= Werner Gerich =

German engineer and technical consultant

Werner Gerich (威尔纳·格里希 (Wēiěrnà Gélǐxī); 25 August 1919 - 17 April 2003) also known as Ge Lixi, was a German engineer and technical consultant.

== Life ==
Gerich was born and died at Mannheim. He worked as a quality control inspector at the Karlsruhe Institute of Technology before his retirement. At the age of 65, he joined the Senior Experten Service (SES) based in Bonn. In 1984 he was sent as an expert to the Chinese city of Wuhan, where he first served as a consultant on assembly and quality control at a state-run diesel motor factory, and later as its general director. Gerich was the first foreign factory director in China since the Revolution of 1949. In his two years as director, he renewed the run-down factory through drastic reforms and brought about technical improvements to its diesel engines.

== Honors ==
For his service as an SES expert, Gerich was made an honorary citizen of the city of Wuhan, and an honorary professor at Wuhan University.
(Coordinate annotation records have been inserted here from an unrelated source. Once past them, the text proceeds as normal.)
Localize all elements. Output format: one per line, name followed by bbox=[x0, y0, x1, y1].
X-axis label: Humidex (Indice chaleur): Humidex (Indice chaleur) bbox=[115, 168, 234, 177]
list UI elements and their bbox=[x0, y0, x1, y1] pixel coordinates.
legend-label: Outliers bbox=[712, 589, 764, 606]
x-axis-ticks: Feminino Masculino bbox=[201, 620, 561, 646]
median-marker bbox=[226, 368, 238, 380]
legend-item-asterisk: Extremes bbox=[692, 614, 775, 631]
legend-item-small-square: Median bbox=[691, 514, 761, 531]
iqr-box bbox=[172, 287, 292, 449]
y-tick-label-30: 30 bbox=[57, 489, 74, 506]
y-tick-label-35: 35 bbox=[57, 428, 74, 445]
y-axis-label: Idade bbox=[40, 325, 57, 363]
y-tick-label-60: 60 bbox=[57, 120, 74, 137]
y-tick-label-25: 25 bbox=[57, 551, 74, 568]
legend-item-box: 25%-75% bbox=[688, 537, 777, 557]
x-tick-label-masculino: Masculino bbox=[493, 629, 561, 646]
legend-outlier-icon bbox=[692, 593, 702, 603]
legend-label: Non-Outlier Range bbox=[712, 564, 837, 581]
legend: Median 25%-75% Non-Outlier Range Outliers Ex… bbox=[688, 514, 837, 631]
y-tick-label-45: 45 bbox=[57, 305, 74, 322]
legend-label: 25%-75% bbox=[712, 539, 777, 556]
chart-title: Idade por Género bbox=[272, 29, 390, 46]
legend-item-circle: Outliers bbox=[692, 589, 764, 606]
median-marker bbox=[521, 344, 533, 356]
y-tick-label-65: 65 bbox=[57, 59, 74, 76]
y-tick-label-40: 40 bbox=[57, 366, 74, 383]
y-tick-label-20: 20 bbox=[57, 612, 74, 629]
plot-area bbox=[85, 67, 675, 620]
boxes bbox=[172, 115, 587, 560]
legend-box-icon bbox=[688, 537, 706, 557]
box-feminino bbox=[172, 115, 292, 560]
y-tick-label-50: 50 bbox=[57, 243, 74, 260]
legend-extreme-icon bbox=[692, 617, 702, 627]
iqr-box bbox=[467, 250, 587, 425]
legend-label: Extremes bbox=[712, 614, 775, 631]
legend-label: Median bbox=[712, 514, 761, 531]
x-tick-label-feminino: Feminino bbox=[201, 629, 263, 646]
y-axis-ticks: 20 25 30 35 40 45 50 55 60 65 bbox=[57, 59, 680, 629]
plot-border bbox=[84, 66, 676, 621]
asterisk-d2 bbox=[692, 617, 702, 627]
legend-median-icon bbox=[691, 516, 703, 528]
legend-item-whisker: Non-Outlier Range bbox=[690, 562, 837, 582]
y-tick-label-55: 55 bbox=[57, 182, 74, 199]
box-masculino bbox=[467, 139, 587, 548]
He was awarded the German Order of Merit in 1987. The city of Wuhan installed a bronze bust of him in his honor in 2005, making him the fourth German, after Karl Marx, Friedrich Engels, and John Rabe to be so honored in China.

In 2008, the Office for Foreign Experts in Beijing placed him on their list of 15 foreigners who had made the greatest impact on China's development since 1978.